Although she appeared in nine films in her career, all between 1938 and 1943, she was generally passed over for the filmed version of the musical plays in which she starred. She herself once explained that she did not enjoy making films, because she did not have the "connection" with an audience that she had in live performances. The closest she ever came to preserving her stage performances were her famous television appearances as Peter Pan. The Broadway production from 1954 was subsequently performed on NBC television in RCA's compatible color in 1955, 1956 and 1960.
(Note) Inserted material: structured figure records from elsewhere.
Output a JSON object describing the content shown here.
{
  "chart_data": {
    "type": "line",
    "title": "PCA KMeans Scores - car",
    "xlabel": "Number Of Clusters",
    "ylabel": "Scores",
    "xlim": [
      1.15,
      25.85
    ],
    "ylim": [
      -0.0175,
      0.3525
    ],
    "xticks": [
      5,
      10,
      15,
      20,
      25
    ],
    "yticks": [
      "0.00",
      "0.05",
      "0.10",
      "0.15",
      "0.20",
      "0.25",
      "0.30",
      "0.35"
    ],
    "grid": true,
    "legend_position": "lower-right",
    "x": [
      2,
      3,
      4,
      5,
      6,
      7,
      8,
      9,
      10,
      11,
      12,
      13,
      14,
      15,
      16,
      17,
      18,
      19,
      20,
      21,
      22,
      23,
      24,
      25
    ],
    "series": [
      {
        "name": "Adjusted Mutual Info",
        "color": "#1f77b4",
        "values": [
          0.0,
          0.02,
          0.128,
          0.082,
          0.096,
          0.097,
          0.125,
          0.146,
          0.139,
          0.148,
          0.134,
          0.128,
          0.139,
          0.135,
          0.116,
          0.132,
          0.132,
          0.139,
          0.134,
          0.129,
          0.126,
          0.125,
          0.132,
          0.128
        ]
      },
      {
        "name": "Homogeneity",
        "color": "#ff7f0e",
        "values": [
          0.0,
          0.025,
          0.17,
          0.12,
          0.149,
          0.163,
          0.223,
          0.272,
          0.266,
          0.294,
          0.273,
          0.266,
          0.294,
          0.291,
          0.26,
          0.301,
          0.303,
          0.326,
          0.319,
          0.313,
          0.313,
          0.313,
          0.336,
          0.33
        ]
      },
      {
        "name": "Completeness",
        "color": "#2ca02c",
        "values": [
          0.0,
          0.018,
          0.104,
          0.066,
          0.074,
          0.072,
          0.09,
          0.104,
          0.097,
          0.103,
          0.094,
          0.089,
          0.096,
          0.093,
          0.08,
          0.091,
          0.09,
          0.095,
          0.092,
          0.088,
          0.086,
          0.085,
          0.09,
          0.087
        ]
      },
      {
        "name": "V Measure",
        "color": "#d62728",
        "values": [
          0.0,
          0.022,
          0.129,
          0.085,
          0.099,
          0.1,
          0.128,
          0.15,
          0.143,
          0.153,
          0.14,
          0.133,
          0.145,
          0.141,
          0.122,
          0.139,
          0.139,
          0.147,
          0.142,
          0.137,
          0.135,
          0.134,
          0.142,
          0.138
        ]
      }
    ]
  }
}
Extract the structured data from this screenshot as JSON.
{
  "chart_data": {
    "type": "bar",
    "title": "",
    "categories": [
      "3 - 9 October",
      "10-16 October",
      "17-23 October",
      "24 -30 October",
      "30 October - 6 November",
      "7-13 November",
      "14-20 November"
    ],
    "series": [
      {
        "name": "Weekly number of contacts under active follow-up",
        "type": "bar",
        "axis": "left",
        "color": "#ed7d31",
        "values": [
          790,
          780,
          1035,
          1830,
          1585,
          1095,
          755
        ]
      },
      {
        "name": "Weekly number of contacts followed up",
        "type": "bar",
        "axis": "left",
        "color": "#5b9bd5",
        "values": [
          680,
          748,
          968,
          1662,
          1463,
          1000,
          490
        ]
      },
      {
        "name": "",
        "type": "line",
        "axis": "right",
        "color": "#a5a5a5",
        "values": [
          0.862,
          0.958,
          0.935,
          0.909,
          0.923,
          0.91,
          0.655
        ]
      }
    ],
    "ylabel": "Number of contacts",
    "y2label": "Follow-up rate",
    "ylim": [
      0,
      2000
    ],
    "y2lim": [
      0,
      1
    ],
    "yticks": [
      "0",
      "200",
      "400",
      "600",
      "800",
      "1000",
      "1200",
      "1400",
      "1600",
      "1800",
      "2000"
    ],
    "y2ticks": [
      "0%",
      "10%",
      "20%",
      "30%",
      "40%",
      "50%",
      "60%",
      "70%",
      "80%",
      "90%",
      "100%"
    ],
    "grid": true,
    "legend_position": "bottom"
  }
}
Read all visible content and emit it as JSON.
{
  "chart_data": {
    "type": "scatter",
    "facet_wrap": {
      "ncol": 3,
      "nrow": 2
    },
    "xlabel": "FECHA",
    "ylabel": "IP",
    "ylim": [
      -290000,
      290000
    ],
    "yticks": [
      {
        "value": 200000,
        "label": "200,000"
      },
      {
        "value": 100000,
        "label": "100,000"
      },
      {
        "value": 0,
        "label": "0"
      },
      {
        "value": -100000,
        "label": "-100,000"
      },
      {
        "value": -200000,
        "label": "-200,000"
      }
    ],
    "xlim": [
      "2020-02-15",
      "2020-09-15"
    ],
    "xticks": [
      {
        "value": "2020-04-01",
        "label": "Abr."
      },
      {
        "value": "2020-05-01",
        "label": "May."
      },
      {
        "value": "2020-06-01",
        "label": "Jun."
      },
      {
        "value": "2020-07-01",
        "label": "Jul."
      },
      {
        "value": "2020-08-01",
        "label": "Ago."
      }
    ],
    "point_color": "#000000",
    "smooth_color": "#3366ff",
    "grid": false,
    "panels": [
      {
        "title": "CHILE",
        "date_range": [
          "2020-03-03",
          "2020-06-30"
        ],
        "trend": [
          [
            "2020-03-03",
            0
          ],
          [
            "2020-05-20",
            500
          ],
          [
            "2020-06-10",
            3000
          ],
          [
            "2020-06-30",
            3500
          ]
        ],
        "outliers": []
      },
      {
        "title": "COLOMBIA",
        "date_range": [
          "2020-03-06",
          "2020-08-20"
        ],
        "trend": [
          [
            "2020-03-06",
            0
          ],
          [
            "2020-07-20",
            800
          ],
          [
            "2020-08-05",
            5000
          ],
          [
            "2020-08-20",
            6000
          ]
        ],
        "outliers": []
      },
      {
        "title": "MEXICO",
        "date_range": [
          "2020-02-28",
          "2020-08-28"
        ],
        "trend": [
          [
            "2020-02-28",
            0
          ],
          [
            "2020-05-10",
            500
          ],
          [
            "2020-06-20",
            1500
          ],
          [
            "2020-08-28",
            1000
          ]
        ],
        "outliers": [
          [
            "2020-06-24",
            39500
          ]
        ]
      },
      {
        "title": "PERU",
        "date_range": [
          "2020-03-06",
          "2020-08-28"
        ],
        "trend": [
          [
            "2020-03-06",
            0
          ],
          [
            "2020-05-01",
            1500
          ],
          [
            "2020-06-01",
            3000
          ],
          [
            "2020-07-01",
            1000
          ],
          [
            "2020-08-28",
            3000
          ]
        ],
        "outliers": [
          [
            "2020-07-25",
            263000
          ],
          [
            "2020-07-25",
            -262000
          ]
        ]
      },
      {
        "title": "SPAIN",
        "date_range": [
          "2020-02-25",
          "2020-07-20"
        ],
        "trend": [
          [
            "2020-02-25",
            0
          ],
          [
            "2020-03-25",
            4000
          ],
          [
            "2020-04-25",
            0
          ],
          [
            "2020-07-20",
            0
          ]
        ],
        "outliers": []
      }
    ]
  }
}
While Martin did not enjoy making theatrical films, she did apparently enjoy appearing on television, as she did frequently. Her last feature film appearance was a cameo as herself in MGM's Main Street to Broadway in 1953. Martin made an appearance in 1980 in a Royal Variety Performance in London, performing "Honeybun" from South Pacific. Martin appeared in the play Legends with Carol Channing in a one-year US national tour, opening in Dallas on January 9, 1986.